Le contexte est loin d'être anecdotique. La fraude par manipulation représente désormais 32 % du montant total de la fraude. Elle concerne surtout les paiements numériques et est facilitée par des escrocs se faisant passer pour des conseillers bancaires, incitant les victimes à réaliser elles-mêmes des opérations frauduleuses. Au premier semestre 2025, la fraude a progressé de 7 % en montant, à 618 millions d'euros. Les banques ont tout intérêt à refuser de rembourser. La jurisprudence, elle, les y contraint de plus en plus souvent.

Comment réagir concrètement face au refus

La première étape tient en un délai. Vous disposez de 13 mois maximum à compter de la date du débit pour agir, selon l'article L.133-24 du CMF. Passé ce délai, toute contestation devient caduque, quelle que soit la solidité de votre dossier. La banque le sait. Vous aussi, maintenant.

Face au refus de la banque, la voie du médiateur bancaire est à la fois rapide et gratuite. Chaque banque dispose d'un médiateur indépendant, dont les coordonnées figurent dans la convention de compte. La saisine est gratuite, elle suspend la prescription et le médiateur doit rendre son avis dans un délai de quatre-vingt-dix jours. Depuis 2025, les banques suivent la recommandation du médiateur dans plus de 70 % des cas. Un chiffre qui, à lui seul, dit beaucoup sur la fragilité juridique des refus de remboursement.

Si le médiateur donne raison à la banque ou si celle-ci refuse d'appliquer la recommandation, le tribunal de proximité ou le tribunal judiciaire reste la voie compétente pour un litige portant sur des sommes inférieures ou égales à 10 000 euros. Pour 1 800 euros, c'est donc le tribunal de proximité, sans avocat obligatoire. Par ailleurs, le signalement à l'Autorité de contrôle prudentiel et de résolution (ACPR) constitue une autre voie, parallèle et complémentaire. L'ACPR ne peut pas ordonner le remboursement à titre individuel, mais elle peut sanctionner les manquements professionnels d'un établissement.

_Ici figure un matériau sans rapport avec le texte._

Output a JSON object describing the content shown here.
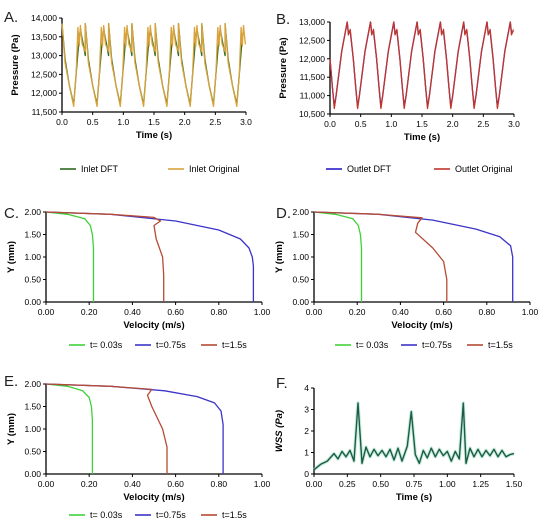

Un dernier point, souvent ignoré : si la tendance jurisprudentielle est protectrice des utilisateurs, la Cour peut tout de même considérer que laisser son code personnel à proximité de sa carte dans un lieu sans surveillance constitue une imprudence grave justifiant que la banque refuse de rembourser. La négligence grave a donc une frontière réelle, même si elle est bien plus haute que ce que les banques veulent bien admettre. Ce que les tribunaux rejettent systématiquement, c'est la présomption de faute : l'idée que la fraude serait, par défaut, de votre responsabilité. La loi du 6 novembre 2025 a par ailleurs créé un fichier national des comptes signalés pour risque de fraude, opérationnel depuis mai 2026, qui devrait renforcer les outils de prévention côté banques. Ce fichier déplace encore un peu plus la responsabilité vers les établissements, ceux-là mêmes qui, jusqu'ici, préféraient vous la faire porter.